Кое-как я встал и поймал брошенный малышом мяч.

– Хорошо, – сказал Ленька, оказавшийся вдруг рядом, – классически падал!

Я пустил ему мяч, и Ленька повел его к вражьим воротам. Я был уверен, что с коленок содрана кожа: сквозь ранки медленно сочилась кровь. Мяч опять приближался к нашим воротам. Прыгать и метаться я не мог. Я стоял, расставив ноги и держа наготове руки.

Удар! В косом прыжке я поймал мяч. Ноги, выпрямленные в коленках, хрустнули. На миг я закрыл глаза. Выбросив мяч, заходил, прихрамывая, меж двух кирпичей. Думал я об одном: как бы продержаться до конца.

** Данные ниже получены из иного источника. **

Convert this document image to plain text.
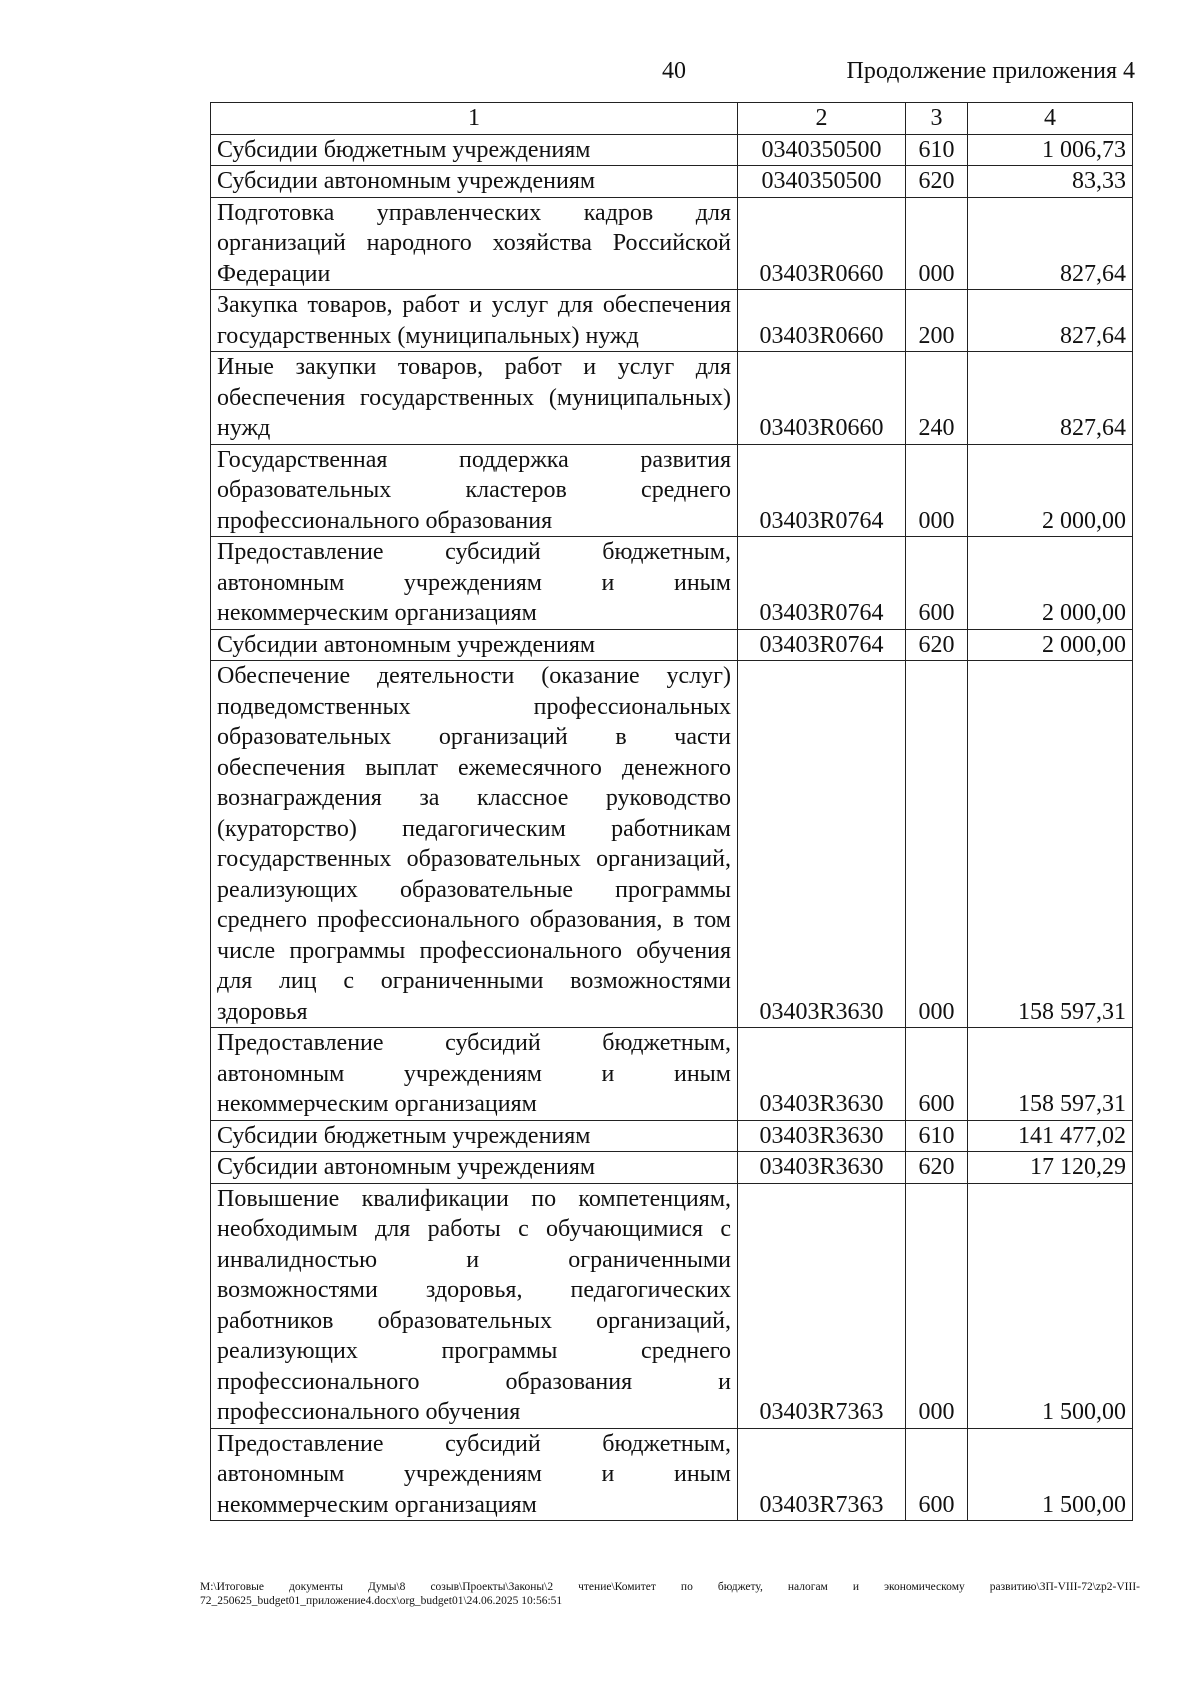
40	Продолжение приложения 4
1	2	3	4
Субсидии бюджетным учреждениям	0340350500	610	1 006,73
Субсидии автономным учреждениям	0340350500	620	83,33
Подготовка управленческих кадров для организаций народного хозяйства Российской Федерации	03403R0660	000	827,64
Закупка товаров, работ и услуг для обеспечения государственных (муниципальных) нужд	03403R0660	200	827,64
Иные закупки товаров, работ и услуг для обеспечения государственных (муниципальных) нужд	03403R0660	240	827,64
Государственная поддержка развития образовательных кластеров среднего профессионального образования	03403R0764	000	2 000,00
Предоставление субсидий бюджетным, автономным учреждениям и иным некоммерческим организациям	03403R0764	600	2 000,00
Субсидии автономным учреждениям	03403R0764	620	2 000,00
Обеспечение деятельности (оказание услуг) подведомственных профессиональных образовательных организаций в части обеспечения выплат ежемесячного денежного вознаграждения за классное руководство (кураторство) педагогическим работникам государственных образовательных организаций, реализующих образовательные программы среднего профессионального образования, в том числе программы профессионального обучения для лиц с ограниченными возможностями здоровья	03403R3630	000	158 597,31
Предоставление субсидий бюджетным, автономным учреждениям и иным некоммерческим организациям	03403R3630	600	158 597,31
Субсидии бюджетным учреждениям	03403R3630	610	141 477,02
Субсидии автономным учреждениям	03403R3630	620	17 120,29
Повышение квалификации по компетенциям, необходимым для работы с обучающимися с инвалидностью и ограниченными возможностями здоровья, педагогических работников образовательных организаций, реализующих программы среднего профессионального образования и профессионального обучения	03403R7363	000	1 500,00
Предоставление субсидий бюджетным, автономным учреждениям и иным некоммерческим организациям	03403R7363	600	1 500,00
M:\Итоговые документы Думы\8 созыв\Проекты\Законы\2 чтение\Комитет по бюджету, налогам и экономическому развитию\ЗП-VIII-72\zp2-VIII-72_250625_budget01_приложение4.docx\org_budget01\24.06.2025 10:56:51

Скоро мы забили еще мяч, и счет стал 2:3 в нашу пользу. Теперь все зависело от меня: не пропущу – и наша взяла. Но попробуй не пропусти! Ох эти чертовы коленки!.. Как это мы не заметили, размечая ворота, что возле одной «штанги» из-под песка буграми выпирает щебенка: об нее-то я и стукнулся.

Больше всего боялся я теперь низких мячей, на которые нужно падать. Противнику забили еще гол. Коленки саднили, дергали, а где-то внутри разгоралась тупая боль сильного ушиба.

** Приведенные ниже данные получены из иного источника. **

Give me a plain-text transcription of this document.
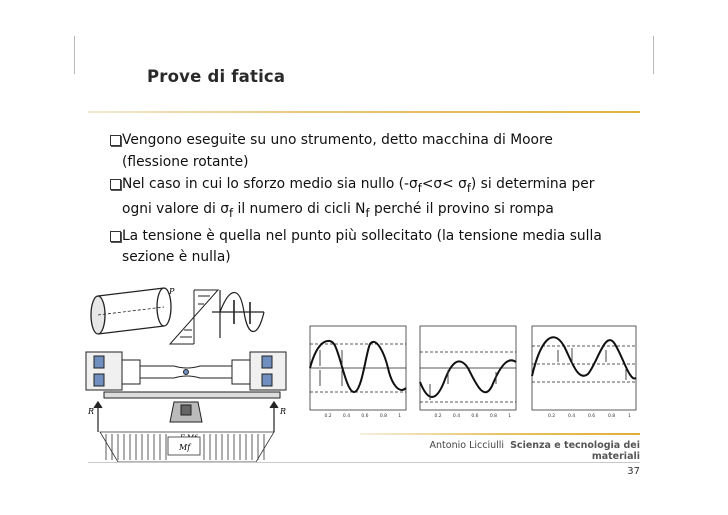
Prove di fatica
Vengono eseguite su uno strumento, detto macchina di Moore
(flessione rotante)
Nel caso in cui lo sforzo medio sia nullo $(-\sigma_f<\sigma< \sigma_f)$ si determina per
ogni valore di $\sigma_f$ il numero di cicli $N_f$ perché il provino si rompa
La tensione è quella nel punto più sollecitato (la tensione media sulla
sezione è nulla)
P
R	R
Mf
0.2	0.4	0.6	0.8	1	0.2	0.4	0.6	0.8	1	0.2	0.4	0.6	0.8	1
Antonio Licciulli Scienza e tecnologia dei materiali
37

В это мгновение нападающие прорвали фронт нашей защиты, и я остался один на один с противником. Я бросился на него. Он ударил. Мяч отскочил от моей груди и угодил в ноги другому нападающему. Я метнулся к нему. Нападающий растерялся, отпустил мяч, и он, как ручной, прикатился мне в ладони.

Кулаком выбил я его на середину поля – ногой не решался. Несколько ударов по воротам – и наши вогнали им еще гол. С яростью обреченных бросился на нас противник. Мяч просвистел высоко, я подпрыгнул – мяч прошел где-то боком, и нападающие в один голос заорали:

– Хороший!

Наши не спорили. Наверно, это был мяч под условную верхнюю перекладину, и я не дотянулся до него. Счет стал 3:4. Теперь противник озверел. Сломив нашу защиту, он повис на воротах. Но удары были неточными, слабыми или в такие места, где легко было взять мяч, и это спасало меня.

Я вспотел, тяжело дышал.

Сильный удар в угол ворот заставил меня броситься на мяч. Я упал – мяча в руках не оказалось. Не было его и сзади, за воротами, где стенкой выстроились малыши. Мяч отскочил от моего плеча, и защита отбила его.

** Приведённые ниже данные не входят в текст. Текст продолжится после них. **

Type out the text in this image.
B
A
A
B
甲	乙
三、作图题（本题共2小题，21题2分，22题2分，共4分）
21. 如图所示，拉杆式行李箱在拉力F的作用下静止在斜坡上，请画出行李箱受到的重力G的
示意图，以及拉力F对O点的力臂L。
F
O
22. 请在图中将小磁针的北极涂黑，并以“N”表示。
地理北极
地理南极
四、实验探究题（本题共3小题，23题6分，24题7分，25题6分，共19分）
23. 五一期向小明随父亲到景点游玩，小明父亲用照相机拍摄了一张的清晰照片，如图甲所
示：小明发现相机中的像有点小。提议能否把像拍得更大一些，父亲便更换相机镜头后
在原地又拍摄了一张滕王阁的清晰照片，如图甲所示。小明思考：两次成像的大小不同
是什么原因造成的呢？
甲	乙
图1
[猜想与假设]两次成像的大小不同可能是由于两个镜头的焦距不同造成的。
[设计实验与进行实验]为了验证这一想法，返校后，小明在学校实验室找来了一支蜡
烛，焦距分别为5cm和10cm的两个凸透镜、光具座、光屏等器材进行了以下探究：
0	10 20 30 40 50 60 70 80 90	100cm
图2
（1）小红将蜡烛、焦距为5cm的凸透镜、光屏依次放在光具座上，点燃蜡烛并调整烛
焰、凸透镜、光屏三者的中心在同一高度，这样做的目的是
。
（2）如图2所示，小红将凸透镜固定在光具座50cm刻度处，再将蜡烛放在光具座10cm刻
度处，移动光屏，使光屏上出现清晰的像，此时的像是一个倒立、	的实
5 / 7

Я встал вначале на корточки, потом разогнул туловище. Коленки нестерпимо жгло.

Скоро игра закончилась. В нашу пользу.

Теперь мне надо было добраться до подъезда так, чтоб никто ничего не заметил. Я ненавидел сочувствие и жалость: ах, бедненький! Я сделал два шага и понял: идти не могу. Я оперся спиной о сарай и стал делать вид, что рассматриваю ногти. Игроки уже были в куртках. Лица у них были еще мокрые, они о чем-то спорили, поддразнивали друг друга, смеялись. А я стоял у стены и рассматривал свои руки.

– Пошли, – сказал мне Ленька, потирая ушибленный локоть. – Я в общем не ошибся.

– Иди. Я догоню, – сказал я.

– Как знаешь. – Вдруг Ленька кинул взгляд вниз, на мои брюки. – Что это у тебя? В кровь разбился?

Я увидел на своих мешковатых, с пузырями на коленках брюках рыжие подтеки.

– Это было, – сказал я.

Ленька не поверил. Тогда я откинулся от сарая и медленно, почти не хромая, пошел к дому.

Дня через три я снова играл в футбол, играл в защите: вратаря из меня все-таки не получилось. Ничего не поделаешь.